After all, it’s easier to put trust in a founder who’s emerged from years of industry experience having identified some limitation for which his solution will provide customers a 10x improvement.
So if you’re an investor, know that these pieces must be in place before you invest in a startup: The founders must be strong leaders who (ideally) possess industry-relevant experience, and they should have a cogent, inspiring story.
Then, the question from there becomes: how can you determine whether a company you’re thinking of investing in possesses these qualities?
Here are some steps that have worked for me:
1) Take the time to develop a relationship with the founder(s).
This may seem obvious, but you absolutely need to get to know founders personally in order to develop the necessary level of trust in them. Generally, this takes me about 6 months. Anyone can put on a good show for a few meetings; it’s harder to do that over an extended period of time.

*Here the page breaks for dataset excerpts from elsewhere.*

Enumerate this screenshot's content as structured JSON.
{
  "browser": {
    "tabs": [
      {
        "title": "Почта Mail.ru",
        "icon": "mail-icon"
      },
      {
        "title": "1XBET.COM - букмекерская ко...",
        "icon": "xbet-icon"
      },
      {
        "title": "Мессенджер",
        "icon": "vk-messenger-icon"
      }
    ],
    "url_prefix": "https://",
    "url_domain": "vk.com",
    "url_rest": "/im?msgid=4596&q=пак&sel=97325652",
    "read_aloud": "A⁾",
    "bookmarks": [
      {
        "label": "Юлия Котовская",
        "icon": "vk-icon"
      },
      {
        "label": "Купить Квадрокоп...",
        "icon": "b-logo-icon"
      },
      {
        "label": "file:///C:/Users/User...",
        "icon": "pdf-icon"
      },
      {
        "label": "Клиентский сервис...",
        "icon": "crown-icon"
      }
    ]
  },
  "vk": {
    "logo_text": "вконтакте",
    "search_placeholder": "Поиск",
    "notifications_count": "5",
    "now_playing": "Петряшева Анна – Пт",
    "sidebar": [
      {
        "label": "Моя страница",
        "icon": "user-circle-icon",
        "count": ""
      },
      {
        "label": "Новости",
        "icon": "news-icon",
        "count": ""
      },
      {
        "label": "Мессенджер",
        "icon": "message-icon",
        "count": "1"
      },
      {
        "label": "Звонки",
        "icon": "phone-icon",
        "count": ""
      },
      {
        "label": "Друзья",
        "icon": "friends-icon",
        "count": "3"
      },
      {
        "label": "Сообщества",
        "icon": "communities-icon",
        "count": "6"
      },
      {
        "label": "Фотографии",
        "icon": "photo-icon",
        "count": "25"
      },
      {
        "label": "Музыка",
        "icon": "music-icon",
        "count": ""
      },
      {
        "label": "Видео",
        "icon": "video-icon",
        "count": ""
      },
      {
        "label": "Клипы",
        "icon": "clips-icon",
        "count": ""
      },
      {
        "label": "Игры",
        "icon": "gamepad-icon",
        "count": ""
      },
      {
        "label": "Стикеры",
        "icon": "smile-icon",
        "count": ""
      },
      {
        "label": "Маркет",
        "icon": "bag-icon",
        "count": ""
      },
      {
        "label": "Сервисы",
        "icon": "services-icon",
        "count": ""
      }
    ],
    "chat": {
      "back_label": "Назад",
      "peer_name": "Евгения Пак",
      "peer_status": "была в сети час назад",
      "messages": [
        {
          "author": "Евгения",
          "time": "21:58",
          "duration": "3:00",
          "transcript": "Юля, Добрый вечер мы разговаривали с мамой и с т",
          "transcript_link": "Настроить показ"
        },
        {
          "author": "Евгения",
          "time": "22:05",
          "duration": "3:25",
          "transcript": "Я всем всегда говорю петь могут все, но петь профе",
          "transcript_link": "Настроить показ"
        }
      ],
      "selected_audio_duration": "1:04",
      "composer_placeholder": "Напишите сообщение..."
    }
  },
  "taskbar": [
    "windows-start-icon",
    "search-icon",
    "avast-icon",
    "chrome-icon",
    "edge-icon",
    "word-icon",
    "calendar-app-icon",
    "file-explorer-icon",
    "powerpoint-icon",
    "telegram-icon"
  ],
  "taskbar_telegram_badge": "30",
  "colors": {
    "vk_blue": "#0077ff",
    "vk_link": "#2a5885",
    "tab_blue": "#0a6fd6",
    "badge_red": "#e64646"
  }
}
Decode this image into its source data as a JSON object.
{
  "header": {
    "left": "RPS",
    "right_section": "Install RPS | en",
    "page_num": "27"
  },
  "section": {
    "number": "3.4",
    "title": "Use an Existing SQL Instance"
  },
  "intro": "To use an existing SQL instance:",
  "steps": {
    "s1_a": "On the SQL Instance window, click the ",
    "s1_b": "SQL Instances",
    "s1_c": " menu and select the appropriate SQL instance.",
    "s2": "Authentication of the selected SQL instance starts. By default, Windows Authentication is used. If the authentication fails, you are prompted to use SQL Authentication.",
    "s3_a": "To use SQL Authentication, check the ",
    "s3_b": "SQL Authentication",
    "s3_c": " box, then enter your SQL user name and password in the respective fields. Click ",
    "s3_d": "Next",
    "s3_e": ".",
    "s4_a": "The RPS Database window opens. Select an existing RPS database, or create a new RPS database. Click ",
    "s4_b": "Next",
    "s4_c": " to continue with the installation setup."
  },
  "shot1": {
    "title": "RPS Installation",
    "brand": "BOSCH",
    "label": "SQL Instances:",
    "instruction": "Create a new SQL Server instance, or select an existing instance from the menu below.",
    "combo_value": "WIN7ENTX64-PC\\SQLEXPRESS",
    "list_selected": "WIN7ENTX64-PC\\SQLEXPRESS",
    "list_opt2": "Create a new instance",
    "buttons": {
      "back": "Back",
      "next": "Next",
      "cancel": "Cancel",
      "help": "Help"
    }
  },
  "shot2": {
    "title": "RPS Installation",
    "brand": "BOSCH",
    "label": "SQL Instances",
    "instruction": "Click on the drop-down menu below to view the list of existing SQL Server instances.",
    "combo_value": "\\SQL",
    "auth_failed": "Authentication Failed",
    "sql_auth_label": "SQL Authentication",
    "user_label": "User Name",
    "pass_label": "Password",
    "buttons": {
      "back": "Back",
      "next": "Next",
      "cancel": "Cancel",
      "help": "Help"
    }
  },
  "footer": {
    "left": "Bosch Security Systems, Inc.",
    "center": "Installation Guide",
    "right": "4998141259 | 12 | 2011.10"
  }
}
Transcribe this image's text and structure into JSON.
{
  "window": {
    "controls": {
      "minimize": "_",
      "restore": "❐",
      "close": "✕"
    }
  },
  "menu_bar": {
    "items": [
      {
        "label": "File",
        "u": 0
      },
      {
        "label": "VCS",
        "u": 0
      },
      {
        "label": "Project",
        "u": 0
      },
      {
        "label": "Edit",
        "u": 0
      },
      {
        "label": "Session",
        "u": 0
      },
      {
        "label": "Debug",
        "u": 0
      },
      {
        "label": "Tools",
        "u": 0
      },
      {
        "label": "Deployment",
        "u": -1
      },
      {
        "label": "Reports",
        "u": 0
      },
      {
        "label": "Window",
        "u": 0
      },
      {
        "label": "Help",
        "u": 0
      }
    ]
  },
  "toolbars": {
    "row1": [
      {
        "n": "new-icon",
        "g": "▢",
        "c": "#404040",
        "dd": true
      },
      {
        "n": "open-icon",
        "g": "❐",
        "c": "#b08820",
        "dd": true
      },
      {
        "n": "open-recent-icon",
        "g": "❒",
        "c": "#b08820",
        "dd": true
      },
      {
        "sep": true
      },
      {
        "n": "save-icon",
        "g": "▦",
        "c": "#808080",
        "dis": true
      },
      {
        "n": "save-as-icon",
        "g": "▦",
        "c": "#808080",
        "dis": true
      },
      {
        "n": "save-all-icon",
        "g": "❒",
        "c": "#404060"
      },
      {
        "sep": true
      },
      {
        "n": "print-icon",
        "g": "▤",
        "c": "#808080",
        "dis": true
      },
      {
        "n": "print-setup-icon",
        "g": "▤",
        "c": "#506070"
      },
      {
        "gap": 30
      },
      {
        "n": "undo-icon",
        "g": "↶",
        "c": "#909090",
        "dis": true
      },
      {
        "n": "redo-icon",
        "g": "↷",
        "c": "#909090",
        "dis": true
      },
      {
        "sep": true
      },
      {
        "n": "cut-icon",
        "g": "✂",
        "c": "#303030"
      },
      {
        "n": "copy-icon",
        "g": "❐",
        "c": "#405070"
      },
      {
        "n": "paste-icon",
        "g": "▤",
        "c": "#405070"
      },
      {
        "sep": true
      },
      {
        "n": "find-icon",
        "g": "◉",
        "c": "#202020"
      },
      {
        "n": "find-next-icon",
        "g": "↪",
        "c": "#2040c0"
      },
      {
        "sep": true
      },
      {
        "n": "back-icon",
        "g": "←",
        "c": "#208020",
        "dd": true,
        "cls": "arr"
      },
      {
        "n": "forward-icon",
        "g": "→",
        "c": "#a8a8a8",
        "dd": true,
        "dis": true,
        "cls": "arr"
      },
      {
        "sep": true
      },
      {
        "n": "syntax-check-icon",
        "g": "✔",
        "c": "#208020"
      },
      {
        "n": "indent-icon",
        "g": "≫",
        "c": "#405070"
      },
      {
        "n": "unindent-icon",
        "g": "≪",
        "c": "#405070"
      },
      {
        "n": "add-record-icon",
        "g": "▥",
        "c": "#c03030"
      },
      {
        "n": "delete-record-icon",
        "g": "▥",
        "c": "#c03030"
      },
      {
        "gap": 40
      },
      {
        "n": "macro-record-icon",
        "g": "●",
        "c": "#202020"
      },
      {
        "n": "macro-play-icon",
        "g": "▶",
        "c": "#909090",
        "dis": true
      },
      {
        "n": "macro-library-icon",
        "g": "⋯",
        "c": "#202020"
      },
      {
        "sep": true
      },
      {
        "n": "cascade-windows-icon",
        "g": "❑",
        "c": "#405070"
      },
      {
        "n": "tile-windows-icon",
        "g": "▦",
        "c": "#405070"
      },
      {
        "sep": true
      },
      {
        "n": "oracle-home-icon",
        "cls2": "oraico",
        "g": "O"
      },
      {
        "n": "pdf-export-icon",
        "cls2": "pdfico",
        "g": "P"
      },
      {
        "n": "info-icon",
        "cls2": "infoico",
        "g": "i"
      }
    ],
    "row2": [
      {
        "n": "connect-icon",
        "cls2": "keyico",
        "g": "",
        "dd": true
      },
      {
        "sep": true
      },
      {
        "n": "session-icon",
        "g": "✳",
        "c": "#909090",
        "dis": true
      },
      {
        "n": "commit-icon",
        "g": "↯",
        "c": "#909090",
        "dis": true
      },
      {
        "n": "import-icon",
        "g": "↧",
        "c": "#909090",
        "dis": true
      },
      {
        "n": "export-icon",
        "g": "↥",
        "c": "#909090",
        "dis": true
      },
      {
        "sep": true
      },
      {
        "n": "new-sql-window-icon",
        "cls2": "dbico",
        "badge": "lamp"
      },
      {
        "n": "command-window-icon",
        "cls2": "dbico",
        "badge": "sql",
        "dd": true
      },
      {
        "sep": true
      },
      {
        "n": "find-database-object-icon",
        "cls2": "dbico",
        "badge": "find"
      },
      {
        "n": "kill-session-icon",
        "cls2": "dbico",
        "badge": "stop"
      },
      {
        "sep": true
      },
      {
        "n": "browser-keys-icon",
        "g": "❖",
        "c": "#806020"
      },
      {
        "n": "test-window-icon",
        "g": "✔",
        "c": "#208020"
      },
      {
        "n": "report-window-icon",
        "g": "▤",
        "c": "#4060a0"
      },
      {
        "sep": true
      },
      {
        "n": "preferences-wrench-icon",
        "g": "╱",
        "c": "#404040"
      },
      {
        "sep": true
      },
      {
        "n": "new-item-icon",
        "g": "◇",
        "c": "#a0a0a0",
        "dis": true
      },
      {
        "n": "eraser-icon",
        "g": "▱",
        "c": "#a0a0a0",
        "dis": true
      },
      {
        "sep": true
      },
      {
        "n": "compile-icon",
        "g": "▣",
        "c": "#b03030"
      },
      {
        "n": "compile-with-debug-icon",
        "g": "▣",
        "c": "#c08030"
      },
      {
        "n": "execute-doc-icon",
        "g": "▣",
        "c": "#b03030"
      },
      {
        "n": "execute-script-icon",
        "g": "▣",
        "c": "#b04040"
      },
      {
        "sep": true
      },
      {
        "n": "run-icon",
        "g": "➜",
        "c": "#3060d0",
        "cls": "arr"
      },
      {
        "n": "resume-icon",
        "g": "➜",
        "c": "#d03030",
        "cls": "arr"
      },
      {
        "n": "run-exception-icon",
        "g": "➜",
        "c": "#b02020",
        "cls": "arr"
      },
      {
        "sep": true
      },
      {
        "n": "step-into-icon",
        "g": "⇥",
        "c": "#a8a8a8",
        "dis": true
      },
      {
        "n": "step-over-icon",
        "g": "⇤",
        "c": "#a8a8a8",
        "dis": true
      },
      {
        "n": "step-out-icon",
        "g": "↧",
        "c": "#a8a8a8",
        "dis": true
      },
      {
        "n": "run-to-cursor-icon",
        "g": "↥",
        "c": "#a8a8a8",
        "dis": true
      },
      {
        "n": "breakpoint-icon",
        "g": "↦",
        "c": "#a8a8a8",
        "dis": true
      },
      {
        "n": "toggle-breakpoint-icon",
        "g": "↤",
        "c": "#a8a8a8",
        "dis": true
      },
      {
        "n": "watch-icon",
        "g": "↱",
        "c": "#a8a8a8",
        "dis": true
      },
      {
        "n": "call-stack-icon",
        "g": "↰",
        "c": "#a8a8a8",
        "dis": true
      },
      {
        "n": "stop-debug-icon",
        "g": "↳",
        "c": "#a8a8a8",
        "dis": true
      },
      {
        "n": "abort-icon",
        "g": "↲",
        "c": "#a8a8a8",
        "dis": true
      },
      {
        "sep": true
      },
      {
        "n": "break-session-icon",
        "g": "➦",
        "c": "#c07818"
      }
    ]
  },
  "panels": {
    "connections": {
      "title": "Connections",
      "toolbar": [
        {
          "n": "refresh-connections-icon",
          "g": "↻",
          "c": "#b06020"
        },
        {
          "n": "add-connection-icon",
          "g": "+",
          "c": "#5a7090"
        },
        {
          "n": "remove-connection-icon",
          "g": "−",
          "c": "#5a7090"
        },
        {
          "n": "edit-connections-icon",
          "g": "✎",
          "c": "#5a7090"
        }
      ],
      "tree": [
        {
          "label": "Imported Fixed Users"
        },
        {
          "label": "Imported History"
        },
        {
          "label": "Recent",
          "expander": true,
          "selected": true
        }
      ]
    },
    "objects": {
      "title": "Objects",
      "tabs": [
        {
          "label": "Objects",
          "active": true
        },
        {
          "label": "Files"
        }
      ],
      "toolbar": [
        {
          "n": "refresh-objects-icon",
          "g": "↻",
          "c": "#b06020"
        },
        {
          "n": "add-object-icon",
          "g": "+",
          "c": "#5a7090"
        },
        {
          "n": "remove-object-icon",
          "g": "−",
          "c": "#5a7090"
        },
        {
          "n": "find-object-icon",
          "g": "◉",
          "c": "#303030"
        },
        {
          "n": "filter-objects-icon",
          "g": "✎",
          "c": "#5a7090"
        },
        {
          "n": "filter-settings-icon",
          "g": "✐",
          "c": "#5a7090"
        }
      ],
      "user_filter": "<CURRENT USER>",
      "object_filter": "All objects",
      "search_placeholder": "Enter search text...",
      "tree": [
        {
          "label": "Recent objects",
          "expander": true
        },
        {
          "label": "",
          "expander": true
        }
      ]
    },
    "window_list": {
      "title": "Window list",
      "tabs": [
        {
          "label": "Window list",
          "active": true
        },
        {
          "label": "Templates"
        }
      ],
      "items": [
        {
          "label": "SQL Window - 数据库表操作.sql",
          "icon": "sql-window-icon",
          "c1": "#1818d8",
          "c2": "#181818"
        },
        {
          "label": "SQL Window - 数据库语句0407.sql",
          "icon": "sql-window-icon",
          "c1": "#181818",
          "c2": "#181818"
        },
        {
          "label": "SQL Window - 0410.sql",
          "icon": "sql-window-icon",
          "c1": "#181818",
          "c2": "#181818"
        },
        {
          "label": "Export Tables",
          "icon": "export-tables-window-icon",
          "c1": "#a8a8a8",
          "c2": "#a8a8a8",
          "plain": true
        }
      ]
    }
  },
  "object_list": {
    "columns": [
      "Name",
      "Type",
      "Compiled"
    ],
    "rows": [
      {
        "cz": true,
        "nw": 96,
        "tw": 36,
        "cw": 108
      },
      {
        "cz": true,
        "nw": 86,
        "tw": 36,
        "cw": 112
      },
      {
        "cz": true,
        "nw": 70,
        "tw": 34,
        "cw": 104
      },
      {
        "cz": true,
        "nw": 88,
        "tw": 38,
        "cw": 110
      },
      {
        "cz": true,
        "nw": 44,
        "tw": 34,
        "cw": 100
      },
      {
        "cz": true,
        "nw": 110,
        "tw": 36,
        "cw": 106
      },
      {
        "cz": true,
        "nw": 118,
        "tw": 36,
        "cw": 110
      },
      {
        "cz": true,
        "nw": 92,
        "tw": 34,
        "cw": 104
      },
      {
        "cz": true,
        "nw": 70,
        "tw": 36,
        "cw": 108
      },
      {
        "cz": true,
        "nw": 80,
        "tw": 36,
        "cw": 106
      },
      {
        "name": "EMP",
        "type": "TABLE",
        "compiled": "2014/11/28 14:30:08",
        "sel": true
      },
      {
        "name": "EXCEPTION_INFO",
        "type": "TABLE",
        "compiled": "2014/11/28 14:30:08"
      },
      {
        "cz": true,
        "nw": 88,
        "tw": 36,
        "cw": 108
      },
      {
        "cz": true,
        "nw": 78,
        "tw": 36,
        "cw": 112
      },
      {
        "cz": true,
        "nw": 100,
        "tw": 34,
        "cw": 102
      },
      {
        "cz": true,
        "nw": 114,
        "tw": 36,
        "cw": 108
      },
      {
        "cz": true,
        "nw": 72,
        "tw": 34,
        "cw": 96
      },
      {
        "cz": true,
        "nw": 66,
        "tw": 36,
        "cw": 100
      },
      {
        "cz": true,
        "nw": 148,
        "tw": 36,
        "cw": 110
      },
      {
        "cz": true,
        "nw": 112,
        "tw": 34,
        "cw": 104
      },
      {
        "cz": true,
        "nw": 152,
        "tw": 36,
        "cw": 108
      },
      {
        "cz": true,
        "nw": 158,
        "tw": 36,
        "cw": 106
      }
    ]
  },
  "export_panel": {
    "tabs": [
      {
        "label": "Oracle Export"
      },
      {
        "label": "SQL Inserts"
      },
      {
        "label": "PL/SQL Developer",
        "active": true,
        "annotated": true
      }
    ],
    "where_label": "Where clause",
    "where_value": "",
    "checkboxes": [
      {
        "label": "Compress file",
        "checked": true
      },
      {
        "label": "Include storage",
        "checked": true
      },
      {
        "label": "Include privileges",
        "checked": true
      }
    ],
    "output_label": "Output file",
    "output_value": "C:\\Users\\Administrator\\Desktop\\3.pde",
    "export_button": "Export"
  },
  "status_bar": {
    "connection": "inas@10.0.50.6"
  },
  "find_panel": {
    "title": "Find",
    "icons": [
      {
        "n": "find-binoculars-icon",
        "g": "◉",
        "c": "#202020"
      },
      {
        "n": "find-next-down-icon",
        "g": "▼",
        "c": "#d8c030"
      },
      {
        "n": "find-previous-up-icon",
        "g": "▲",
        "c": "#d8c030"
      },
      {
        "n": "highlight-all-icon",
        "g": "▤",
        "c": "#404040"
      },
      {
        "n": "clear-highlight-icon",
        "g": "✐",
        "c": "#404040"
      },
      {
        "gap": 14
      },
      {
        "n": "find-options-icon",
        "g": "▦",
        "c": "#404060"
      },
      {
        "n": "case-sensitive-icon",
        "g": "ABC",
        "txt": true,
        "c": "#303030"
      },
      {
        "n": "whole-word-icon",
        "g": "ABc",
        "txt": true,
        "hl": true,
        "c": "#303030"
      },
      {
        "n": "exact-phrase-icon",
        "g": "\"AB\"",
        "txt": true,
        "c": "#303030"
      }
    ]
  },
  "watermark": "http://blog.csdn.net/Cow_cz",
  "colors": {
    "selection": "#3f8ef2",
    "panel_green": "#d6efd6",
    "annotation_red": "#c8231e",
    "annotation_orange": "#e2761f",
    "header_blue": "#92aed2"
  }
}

Prolonging the courtship period over several months also allows you to assess a number of key metrics:
- Whether the founders in question follow up on the things they promise to do
- Whether their actions solidify their words
- Whether you enjoy collaborating with them
- Whether they make progress in growing their company between meetings.
These are all aspects you need to affirm before investing, and the only way to do that is to invest the time yourself.
2) Look for evidence of market validation.
This one can be tough because oftentimes, when investing in early-stage startups, it’s a bit harder for founders to show you tangible signs of potential.
But the bottom line is that you, as an investor, need to see some signs which suggest that what the founder is doing is actually working. Ideas are cheap. What you should look for as an investor is empirical evidence that the idea in question is viable and desired in the target market.
The less data a founder can provide to this end, the riskier investing in them will be.
3) Work to truly understand the company’s go-to-market strategy.
Finally, in order to invest in a company, you have to achieve clarity around what the company is doing, why it’s important, and how it will gain momentum.
If a founder’s idea sounds great but doesn’t have a cogent strategy, that’s not a great investment.
If that idea appears to enjoy a clear path to millions of users or thousands of underserved clients, however, that’s something more interesting.
At the end of the day, when picking your next company to invest in, you should try to stick to predetermined metrics and processes as tightly as you can.
Investing in early-stage startups is an inherently risky business. Every investment decision is, at some level, a gut decision. You don’t have a lot of data or history to guide you. Some startups won’t even have reported revenue to show their progress or promise.
That means you must inform your thinking with whatever tangible criteria you can. Experience, some amount of market validation, evidence of meticulous strategy––these are metrics which you can rely on and use to make the decision-making process a bit more objective.
And objectivity in this world is critical, as it can check your more excitable tendencies and ensure you make astute, informed investments every time.
If you’re lucky, some of those investments may go on to experience unicorn-levels of success.